Linda, uma garota comum, mas não muito esperta, resolve investigar os boatos de assombrações em uma antiga funerária. Para piorar, as histórias ainda dão conta de que todos que trabalharam no local foram assassinados. Seria esse o seu destino derradeiro?

Black Rose é um survival horror em primeira pessoa, que coloca o jogador no papel, obviamente, da destemida Linda. Valendo-se apenas de uma lanterna, seu objetivo é explorar a funerária, acumulando pontos a cada contato com o espírito que assombra o local. Quanto mais demorado o contato, maior o risco da personagem morrer e, portanto, maior a pontuação.

Apesar de já ter passado muitas horas jogando Wolfenstein 3D, Doom e coisa e tal, atualmente não consigo encarar um jogo em primeira pessoa sem ficar com dor de cabeça, mas a limitação de tempo que impus, aliada ao fato do jogo ser gratuito, facilitou o teste de Black Rose.

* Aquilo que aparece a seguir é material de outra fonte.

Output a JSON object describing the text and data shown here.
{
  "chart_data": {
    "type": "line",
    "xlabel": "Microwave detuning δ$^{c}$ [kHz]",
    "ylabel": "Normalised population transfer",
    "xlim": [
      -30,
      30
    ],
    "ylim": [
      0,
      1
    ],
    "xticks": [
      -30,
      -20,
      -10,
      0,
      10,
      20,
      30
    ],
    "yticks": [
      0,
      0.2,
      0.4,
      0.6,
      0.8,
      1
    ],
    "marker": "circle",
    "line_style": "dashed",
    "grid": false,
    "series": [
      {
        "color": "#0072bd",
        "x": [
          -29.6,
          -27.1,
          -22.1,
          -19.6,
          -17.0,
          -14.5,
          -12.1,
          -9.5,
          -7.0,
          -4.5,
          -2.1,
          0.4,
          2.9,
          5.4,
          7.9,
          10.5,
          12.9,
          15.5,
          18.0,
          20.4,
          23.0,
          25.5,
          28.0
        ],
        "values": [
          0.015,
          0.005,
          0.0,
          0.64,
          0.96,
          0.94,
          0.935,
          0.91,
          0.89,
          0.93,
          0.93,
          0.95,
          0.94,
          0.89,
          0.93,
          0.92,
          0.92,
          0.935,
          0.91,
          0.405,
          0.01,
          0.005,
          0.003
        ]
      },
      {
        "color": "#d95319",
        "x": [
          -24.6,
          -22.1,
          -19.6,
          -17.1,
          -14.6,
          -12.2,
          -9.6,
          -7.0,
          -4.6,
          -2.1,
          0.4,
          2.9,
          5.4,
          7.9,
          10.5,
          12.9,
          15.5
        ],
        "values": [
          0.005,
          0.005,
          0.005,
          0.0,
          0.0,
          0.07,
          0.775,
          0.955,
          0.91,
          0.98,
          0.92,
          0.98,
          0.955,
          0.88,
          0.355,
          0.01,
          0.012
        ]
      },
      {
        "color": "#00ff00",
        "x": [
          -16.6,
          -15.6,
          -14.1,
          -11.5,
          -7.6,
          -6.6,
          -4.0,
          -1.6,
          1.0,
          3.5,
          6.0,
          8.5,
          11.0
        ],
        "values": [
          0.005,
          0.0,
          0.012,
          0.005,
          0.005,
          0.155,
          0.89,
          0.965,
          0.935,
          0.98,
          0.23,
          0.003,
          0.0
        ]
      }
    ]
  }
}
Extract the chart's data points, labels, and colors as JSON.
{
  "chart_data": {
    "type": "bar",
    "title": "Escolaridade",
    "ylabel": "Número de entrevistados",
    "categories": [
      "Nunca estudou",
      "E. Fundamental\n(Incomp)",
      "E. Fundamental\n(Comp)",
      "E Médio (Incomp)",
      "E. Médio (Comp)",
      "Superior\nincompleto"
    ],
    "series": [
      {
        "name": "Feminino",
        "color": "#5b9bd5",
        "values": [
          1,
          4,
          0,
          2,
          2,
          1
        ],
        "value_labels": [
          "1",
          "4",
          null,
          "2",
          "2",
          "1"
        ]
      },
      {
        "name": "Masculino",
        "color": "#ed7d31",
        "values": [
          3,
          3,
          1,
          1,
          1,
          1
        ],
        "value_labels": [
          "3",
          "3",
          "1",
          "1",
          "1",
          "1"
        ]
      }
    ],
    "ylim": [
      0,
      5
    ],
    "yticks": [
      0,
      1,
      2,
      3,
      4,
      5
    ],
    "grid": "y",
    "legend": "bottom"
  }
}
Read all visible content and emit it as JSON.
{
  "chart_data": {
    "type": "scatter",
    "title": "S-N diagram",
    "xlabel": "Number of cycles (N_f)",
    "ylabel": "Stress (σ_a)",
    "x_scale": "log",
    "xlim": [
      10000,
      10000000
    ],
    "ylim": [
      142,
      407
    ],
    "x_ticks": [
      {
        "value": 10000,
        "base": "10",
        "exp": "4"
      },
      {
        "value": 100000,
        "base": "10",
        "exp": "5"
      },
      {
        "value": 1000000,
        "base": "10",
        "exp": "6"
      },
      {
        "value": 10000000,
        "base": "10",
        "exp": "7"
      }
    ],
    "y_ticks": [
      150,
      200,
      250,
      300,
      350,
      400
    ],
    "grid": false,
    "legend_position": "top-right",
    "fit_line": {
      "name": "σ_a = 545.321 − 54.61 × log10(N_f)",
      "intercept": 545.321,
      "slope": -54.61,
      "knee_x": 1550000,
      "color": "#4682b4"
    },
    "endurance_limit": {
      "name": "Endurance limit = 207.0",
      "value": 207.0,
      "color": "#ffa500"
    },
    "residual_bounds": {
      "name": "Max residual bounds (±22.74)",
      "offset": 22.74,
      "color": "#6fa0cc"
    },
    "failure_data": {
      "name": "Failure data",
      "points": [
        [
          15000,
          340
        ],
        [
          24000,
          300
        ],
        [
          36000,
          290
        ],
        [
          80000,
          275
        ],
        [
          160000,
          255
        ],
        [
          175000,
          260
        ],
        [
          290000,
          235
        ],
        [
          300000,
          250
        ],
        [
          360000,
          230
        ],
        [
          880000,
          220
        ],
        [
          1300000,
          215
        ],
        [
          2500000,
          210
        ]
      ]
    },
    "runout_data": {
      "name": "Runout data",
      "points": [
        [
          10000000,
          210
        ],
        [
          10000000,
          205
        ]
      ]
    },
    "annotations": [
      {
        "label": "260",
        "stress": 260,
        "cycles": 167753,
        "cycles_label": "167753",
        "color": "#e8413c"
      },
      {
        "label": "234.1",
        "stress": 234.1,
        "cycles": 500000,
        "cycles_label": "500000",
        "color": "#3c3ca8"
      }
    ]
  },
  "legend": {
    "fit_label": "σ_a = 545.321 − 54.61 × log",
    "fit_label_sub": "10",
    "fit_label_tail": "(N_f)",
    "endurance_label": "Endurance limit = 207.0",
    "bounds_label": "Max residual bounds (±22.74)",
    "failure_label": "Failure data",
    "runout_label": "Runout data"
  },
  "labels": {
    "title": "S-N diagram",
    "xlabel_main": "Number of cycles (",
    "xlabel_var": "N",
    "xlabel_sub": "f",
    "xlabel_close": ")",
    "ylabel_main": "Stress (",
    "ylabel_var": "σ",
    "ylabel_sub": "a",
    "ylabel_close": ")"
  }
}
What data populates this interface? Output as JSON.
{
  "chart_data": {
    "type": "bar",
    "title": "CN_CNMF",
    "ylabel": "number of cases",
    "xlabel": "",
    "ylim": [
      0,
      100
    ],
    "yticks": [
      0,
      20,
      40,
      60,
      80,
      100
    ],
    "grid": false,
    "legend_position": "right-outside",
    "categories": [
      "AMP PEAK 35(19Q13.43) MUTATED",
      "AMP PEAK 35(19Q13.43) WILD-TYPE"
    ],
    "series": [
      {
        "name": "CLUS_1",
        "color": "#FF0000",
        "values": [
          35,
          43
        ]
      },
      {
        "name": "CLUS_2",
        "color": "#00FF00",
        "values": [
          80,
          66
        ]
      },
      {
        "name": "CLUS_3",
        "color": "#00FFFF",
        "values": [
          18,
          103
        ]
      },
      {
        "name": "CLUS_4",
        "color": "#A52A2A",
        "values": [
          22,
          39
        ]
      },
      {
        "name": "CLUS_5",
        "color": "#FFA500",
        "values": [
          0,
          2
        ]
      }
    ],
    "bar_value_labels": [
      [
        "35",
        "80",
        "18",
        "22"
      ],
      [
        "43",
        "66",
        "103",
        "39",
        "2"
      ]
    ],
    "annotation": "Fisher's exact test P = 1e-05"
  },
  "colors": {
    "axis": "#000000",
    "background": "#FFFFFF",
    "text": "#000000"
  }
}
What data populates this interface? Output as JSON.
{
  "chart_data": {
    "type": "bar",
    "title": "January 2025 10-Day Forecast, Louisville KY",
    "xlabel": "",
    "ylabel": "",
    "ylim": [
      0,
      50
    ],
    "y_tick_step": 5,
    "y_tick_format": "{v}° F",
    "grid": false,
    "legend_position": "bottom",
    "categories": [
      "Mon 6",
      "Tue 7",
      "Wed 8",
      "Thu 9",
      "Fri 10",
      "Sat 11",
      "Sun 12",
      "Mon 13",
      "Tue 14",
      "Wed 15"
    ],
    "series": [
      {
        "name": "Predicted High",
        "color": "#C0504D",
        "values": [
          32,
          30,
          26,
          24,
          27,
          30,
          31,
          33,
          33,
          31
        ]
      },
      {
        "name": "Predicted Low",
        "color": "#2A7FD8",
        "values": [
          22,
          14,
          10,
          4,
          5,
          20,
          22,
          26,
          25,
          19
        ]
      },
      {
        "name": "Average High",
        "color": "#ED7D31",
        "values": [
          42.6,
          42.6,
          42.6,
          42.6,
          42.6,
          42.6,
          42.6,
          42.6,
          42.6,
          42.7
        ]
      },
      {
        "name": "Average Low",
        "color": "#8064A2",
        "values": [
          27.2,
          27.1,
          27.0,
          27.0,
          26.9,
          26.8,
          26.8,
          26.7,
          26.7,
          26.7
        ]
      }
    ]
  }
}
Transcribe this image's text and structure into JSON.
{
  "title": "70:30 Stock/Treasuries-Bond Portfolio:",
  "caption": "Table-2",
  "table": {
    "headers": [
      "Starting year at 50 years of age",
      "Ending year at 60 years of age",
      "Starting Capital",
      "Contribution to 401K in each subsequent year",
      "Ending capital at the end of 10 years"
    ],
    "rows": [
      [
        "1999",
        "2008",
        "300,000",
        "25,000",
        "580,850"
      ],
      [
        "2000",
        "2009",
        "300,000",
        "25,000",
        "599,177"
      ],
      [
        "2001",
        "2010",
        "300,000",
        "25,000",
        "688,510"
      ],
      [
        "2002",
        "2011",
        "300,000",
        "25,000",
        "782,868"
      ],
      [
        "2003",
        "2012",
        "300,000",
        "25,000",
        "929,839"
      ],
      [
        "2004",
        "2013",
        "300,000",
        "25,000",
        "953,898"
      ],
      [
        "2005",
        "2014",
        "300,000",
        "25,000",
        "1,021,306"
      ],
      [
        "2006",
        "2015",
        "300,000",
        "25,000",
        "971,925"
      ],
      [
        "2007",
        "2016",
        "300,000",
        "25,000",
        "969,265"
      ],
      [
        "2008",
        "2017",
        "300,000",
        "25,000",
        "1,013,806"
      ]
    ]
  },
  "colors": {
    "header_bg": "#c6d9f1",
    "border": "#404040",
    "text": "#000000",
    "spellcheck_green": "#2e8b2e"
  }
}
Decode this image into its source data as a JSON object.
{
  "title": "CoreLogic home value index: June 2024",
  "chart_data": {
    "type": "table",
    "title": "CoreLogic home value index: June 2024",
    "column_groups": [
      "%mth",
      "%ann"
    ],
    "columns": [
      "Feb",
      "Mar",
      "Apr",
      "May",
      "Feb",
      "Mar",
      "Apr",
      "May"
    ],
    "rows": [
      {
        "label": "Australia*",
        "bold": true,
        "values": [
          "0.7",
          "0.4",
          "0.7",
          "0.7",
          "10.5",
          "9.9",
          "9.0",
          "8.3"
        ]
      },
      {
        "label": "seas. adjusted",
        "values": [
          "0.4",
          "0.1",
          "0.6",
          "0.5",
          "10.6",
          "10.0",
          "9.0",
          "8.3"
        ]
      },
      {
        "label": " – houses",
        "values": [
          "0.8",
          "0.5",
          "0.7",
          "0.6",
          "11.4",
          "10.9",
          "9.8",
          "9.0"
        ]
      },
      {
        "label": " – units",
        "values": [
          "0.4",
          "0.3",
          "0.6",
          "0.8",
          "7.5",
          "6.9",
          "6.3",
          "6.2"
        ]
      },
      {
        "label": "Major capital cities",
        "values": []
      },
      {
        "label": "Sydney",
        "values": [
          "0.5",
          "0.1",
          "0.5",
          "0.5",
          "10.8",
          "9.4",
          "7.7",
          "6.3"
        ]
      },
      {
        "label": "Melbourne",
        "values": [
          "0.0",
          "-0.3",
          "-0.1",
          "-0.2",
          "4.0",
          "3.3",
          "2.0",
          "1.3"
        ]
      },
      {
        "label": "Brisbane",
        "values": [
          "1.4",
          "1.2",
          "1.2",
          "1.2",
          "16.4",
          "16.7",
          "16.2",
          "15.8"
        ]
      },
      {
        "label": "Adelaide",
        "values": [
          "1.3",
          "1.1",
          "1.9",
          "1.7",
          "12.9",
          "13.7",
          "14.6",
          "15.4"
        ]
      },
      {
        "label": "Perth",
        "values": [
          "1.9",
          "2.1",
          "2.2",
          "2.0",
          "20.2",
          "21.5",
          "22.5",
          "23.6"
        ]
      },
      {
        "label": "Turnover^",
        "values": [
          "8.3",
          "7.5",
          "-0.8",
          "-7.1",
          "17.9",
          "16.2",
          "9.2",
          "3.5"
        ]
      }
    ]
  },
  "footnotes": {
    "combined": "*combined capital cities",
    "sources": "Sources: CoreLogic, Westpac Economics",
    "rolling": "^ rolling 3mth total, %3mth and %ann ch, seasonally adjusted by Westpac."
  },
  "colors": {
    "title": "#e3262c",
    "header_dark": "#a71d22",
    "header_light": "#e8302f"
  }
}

Sem cerimônia, você se vê dentro da funerária, sem enxergar nada além do que sua lanterna consegue iluminar. O silêncio é absoluto, a escuridão opressiva. Sem saber qual direção tomar, você começa a explorar o local, encontrando uma parede pixada aqui, um bilhete ali, ouvindo vozes estranhas… Cada curva feita, cada porta aberta, uma expectativa, uma apreensão crescente.

De repente, a luz da sua lanterna começa a piscar. A câmera vira devagar e ela está lá, cabelos brancos, pálida, a boca escancarada em um sorriso vazio como seus olhos. Tão repentinamente quanto apareceu, ela desparece. Portas antes abertas agora estão trancadas, portas antes trancadas agora estão abertas. A exploração deve continuar…

Black Rose é um jogo de sustos, extremamente eficiente em preparar o clima que os precedem. É uma pena que todo o trabalho foi feito para criar apenas uma espécie de brincadeira de pegador (ou pega-pega, se preferir), terrivelmente tensa e assustadora, mas, ainda assim, só uma brincadeira de pegador, que cansa rápido. Melhor pra mim, que não suporto jogos em primeira pessoa por muito tempo.